Many of the GMO/transgenic species do not really pose a threat to wild populations, so they say, because many varieties are sterile, which gives rise to the concern over patenting. But the idea that an escaped transgenic fish could escape should be the last of our worries regarding industrial agriculture.
Remember that not all scientists are evil, but when science is funded a certain way, you have to use your product in a certain way. I'm sure the scientist working in the lab wasn't planning some attack on developing nations. That was the doing of the large companies and marketing.
this is all pretty bogus. i just need to know how people use transgenetic organisms in contrast to gene therapy for school.
@ Istria and FrameMaker- you do bring up valid concerns, but I would like to point out that the science behind transgenetics is intended to be beneficial. The pros of genetic engineering have in fact saved lives, and have the potential to alleviate some of the stress that the burgeoning human population is putting on the planet.
I agree that the marketing and money behind transgenics can be unsettling, but we should not abandon such a promising technology. Rather, we should work to improve the way the technology is applied, address the issue of right of ownership of a genetically modified organism, and work to establish bioengineering institutions in developing countries through technology sharing. If the science of genetically modified organisms were shared like the human genome project, then there would be more great minds who could improve transgenic species, and less of a divide between those that have the technology and those who do not.
@ Istria- Another ethical question surrounding agricultural biotechnology involves dependence and equality. Genetically modified plants and animals are beginning to dominate the agricultural landscape and we should all ask ourselves if a few multinational companies that operate purely for profit should dominate global food supplies. What happens when unforeseen consequences arrive from integration of a transgenic species into the wild? If you think that problems from invasive species are bad, imagine what happens when an invasive species that is bioengineered to be unstoppable wreaks havoc on our environment. Even the wealthiest nations and companies will not be able to mitigate such a problem.

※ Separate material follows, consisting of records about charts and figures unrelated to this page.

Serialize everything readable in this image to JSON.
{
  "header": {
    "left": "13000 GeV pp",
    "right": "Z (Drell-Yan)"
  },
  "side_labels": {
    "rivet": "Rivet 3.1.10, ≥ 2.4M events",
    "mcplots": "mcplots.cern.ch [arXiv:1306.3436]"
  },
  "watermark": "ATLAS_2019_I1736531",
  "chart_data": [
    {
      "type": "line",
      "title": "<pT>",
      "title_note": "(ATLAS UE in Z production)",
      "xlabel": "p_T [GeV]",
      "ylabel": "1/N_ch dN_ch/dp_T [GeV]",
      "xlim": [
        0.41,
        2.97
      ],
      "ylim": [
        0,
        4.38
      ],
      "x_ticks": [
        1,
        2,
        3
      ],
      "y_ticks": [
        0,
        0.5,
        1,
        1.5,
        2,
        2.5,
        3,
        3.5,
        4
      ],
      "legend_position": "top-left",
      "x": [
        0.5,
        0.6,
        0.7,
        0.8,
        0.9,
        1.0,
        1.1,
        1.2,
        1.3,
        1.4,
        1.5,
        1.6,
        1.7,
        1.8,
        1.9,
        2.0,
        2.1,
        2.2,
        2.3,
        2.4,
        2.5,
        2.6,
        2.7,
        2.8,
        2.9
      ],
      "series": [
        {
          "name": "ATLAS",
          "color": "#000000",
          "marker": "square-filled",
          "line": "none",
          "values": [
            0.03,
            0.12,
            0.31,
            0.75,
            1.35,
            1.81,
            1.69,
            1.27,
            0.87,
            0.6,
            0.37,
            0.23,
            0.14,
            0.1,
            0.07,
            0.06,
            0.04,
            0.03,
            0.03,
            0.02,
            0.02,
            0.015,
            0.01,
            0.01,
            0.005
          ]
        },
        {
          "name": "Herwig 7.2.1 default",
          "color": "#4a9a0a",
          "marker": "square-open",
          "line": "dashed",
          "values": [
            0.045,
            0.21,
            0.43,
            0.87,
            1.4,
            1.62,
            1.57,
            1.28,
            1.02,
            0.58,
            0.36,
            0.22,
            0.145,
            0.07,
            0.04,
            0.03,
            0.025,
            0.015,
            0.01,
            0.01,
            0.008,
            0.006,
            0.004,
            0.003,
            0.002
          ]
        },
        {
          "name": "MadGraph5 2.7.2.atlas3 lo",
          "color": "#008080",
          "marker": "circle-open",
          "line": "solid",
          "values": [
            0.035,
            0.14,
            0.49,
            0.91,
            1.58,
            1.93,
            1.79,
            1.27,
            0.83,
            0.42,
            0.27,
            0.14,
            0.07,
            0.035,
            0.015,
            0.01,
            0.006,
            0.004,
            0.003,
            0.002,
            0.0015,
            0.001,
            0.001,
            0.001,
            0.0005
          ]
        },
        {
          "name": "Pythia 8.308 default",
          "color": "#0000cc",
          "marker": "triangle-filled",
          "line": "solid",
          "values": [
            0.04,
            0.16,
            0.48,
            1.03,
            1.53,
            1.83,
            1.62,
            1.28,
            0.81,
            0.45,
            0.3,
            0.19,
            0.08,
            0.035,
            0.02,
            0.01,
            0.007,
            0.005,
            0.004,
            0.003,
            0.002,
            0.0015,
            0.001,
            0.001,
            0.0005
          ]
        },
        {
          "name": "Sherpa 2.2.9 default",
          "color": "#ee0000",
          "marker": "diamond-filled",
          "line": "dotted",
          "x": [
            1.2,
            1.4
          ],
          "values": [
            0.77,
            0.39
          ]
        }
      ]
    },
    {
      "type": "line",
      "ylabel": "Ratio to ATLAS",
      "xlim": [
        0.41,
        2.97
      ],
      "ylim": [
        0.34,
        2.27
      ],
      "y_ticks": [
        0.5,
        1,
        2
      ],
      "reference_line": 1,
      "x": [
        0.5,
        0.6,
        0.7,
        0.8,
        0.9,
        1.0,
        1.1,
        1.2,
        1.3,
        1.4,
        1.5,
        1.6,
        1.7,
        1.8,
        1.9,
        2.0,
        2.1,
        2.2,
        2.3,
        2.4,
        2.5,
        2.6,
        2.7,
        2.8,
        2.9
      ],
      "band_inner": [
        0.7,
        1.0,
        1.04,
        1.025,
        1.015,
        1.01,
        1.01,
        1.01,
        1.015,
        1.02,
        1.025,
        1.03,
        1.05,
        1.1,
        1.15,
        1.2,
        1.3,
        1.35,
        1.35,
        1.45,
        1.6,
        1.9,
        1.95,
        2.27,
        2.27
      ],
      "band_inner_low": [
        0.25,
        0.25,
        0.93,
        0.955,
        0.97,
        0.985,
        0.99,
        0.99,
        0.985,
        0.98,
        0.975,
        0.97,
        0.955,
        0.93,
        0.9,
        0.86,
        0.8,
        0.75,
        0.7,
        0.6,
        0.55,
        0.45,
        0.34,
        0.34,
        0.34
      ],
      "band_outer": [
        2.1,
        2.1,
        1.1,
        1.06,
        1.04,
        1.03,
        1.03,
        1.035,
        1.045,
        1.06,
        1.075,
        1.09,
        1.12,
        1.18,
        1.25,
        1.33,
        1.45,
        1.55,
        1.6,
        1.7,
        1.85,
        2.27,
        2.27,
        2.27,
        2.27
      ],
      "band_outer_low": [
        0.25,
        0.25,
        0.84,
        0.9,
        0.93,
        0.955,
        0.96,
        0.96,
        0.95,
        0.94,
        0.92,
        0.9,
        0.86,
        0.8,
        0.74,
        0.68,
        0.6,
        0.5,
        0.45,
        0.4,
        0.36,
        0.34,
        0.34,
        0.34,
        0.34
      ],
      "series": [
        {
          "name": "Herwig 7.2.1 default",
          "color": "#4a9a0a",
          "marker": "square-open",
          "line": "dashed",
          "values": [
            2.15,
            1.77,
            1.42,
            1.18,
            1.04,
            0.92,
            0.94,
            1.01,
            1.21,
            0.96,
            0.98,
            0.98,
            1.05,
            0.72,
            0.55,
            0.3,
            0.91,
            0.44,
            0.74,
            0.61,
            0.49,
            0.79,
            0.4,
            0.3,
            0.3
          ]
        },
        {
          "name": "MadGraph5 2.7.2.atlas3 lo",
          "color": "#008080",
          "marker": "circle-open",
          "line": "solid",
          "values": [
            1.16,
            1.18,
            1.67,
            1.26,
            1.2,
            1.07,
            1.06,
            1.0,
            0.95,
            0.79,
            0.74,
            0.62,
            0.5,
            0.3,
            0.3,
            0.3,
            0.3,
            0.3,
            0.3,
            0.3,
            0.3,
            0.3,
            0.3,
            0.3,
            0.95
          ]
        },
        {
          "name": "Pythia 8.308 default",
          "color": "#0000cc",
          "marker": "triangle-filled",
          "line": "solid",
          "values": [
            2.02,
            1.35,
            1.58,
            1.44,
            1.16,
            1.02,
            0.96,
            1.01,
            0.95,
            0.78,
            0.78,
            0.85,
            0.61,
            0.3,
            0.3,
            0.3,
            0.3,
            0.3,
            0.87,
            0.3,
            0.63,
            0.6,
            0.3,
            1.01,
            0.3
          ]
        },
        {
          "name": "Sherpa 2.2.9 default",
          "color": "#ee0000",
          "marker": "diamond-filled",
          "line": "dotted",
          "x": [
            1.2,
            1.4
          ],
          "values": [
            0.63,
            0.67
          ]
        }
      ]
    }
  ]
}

As for the question of equality, we must consider the impact of not sharing bioengineering technology between the private and public sector. The way the industry is currently regulated, bioengineered foods will only best serve the industrialized nations. It would be more profitable to bioengineer rice that would fight obesity than it would to bioengineer rice that vaccinates against malaria. People would literally starve and die of malaria in the third world while the industrialized world eats to lose weight.
The concern over transgenic species extends far beyond concerns about interbreeding and the safety of the product. There are great moral and ethical concerns surrounding transgenics and genetic engineering. Many of the multinational bioengineering firms claim that transgenic organisms will help reduce poverty, malnutrition, and undernutrition in developing countries, but this is debatable.
The reality is, in some places like India, the opposite is true. The constant application of hardier transgenic seeds allowed farmers to abandon proper land management practices to the point that the only seeds that will grow are transgenic seeds (which are designed not to bear germinating seeds to protect "patents"). This forces the farmer to buy new seeds every year rather than cultivating part of their crops for seeds. The farmers are now committing suicide across India because they can no longer afford the very products that were "designed" to lift them out of poverty.
Transgenic seeds have turned into nothing more than a way to make developing nations further dependent on multinationals and industrialized nations.